10 years into the closure of Gaza – a new public opinion poll reveals:
A majority of the Israeli public believes that the government’s policy in Gaza has undermined security; Economic improvements in Gaza would decrease levels of hostility and violence toward Israel
– Two-thirds of the public believe Israel’s policy in Gaza has undermined security; 69 percent of the public believe that improving living conditions there “serves Israel’s interests.”
– Fifty-seven percent of the public prefer alleviating restrictions on the civilian population to tightening the closure.
Sunday, February 26, 2017: A public opinion poll commissioned by Gisha reveals that 67 percent of Israelis believe that the closure of Gaza has undermined security. Half of respondents believe that, contrary to Israel’s proclaimed objectives, the closure has strengthened the regime in Gaza.
A large majority of the public (76%) acknowledges that Israel controls sea and air access to the Strip as well as its land crossings, with the exception of Rafah Crossing, and that it controls Gaza’s ability to import and export goods. Half of the public (51%) believe Israel’s control over the Strip, which directly impacts living conditions in Gaza, gives rise to responsibility for the well-being of its residents.
Most respondents (57%) support the position expressed by senior military officials whereby “easing restrictions on Gaza would decrease despair and tension, making the situation less volatile.” Only 41 percent preferred statements made by politicians to the effect that “the more isolated Gaza is and the tighter the closure on it, the more Israel succeeds in reducing the security threat.” With respect to Israel’s policy in the Gaza Strip, most of the public (73%) place more trust in military officials than politicians.

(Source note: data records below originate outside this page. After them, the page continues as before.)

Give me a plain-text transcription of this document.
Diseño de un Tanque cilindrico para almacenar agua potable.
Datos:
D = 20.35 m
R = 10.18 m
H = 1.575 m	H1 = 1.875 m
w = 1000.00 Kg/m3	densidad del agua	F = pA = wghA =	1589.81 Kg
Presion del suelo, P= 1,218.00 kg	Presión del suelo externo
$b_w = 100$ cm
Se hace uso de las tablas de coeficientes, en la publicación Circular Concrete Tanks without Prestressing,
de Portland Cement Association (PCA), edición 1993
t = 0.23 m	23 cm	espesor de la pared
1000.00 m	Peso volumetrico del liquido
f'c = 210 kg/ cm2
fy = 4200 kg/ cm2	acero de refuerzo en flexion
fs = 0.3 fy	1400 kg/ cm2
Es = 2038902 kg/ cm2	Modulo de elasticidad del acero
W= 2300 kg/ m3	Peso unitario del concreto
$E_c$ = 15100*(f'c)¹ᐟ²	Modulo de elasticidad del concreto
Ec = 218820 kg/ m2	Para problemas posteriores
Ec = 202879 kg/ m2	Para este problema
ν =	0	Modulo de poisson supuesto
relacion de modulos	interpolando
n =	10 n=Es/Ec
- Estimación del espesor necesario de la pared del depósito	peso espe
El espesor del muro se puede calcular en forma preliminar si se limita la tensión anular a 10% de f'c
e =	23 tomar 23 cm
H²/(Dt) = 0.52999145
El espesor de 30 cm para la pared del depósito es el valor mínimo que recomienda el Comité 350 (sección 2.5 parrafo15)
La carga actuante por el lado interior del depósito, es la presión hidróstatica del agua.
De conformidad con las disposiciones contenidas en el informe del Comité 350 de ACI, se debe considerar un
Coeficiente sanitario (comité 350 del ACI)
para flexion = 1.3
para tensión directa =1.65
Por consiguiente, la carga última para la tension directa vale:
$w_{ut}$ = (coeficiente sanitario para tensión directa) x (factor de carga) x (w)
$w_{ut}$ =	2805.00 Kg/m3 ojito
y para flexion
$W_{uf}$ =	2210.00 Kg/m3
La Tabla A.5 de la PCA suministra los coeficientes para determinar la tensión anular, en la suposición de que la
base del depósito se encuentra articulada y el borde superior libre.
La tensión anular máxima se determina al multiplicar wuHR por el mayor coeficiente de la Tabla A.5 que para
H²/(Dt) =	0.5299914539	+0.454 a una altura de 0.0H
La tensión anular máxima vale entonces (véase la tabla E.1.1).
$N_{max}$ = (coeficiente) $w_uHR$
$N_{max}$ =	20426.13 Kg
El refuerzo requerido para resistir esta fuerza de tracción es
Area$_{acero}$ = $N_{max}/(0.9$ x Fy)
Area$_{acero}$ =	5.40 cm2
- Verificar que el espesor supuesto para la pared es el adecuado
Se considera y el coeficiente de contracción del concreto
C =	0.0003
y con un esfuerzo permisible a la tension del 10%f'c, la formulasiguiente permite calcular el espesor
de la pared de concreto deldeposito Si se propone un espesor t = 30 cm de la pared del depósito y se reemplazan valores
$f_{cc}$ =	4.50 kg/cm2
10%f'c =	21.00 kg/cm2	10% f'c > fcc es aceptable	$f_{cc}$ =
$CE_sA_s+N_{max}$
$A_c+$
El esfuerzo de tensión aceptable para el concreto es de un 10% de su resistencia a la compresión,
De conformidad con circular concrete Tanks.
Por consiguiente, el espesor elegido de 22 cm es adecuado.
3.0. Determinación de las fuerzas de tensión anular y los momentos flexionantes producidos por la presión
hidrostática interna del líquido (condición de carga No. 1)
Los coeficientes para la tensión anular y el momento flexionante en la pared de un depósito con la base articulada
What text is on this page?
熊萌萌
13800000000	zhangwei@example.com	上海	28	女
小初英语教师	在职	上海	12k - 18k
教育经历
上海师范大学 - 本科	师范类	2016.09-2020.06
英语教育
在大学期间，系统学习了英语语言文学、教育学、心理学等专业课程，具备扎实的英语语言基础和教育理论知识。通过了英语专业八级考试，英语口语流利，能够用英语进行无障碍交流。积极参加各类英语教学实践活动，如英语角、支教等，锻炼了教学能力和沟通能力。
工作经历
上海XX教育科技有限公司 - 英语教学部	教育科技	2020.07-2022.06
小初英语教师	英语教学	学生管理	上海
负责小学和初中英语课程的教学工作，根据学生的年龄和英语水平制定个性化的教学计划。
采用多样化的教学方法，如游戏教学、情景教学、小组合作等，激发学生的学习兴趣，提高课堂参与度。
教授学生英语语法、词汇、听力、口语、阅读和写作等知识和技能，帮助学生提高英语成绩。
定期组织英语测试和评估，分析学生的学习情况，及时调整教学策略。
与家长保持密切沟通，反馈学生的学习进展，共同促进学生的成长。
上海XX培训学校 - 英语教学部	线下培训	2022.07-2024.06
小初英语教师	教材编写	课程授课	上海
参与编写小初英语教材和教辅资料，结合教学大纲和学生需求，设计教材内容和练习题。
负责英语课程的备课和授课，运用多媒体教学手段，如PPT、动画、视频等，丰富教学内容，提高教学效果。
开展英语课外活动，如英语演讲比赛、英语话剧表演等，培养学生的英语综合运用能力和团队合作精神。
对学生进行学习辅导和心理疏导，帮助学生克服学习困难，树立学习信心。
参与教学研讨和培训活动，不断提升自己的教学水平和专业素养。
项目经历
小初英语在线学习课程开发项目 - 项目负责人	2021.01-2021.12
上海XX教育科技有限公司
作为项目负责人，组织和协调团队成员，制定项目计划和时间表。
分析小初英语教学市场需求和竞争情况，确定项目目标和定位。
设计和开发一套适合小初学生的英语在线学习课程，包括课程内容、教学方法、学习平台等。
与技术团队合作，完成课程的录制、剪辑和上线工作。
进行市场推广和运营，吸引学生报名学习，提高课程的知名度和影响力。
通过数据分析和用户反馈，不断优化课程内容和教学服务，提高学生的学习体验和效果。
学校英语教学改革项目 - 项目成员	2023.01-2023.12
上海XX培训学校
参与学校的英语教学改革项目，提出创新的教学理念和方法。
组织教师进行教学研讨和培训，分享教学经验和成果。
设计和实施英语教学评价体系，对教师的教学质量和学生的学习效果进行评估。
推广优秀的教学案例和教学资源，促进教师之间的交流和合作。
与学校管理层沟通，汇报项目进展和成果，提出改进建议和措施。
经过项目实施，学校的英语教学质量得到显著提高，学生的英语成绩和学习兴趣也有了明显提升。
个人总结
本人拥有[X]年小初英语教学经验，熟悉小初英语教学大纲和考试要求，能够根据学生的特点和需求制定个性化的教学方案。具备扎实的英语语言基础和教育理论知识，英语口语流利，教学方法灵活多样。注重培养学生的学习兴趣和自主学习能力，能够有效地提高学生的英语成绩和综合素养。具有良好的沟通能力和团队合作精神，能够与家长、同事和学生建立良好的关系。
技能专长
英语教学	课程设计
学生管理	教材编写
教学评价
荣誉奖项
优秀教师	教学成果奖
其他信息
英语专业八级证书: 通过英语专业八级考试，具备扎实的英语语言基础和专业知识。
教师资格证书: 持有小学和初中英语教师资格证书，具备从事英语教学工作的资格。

In response to the question of whether an improvement in Gaza’s economic situation would increase hostility and violence toward Israel or decrease it, a clear majority (70%) responded that economic improvement would decrease hostility. An additional 69 percent of respondents think enhancing living conditions in Gaza would serve Israel’s interests, as opposed to a minority of 27 percent who believe this would harm Israel’s interests.
Despite a complete ban on travel of students from Gaza to the West Bank in place since the year 2000, the poll also indicates that a majority of the public (54%) support allowing a student from Gaza who has no security record to reach institutions of higher education in the West Bank.
The poll was designed by public opinion researcher Dr. Dahlia Scheindlin, at the request of Gisha. Responses were collected by New Wave Research of 650 respondents (a representative sample of 500 Jews,150 Arabs).
Dr. Scheindlin explains that, “the government’s policy is not supported by the majority of the public. The public is pragmatic and makes the connection between the needs of the civilian population and the level of tension and violence. Correspondingly, most of the public is prepared to ease restrictions when there is no apparent security threat. The understanding that improving living conditions for Gaza residents serves Israel’s interests is present in all sectors and cuts across political camps and positions.”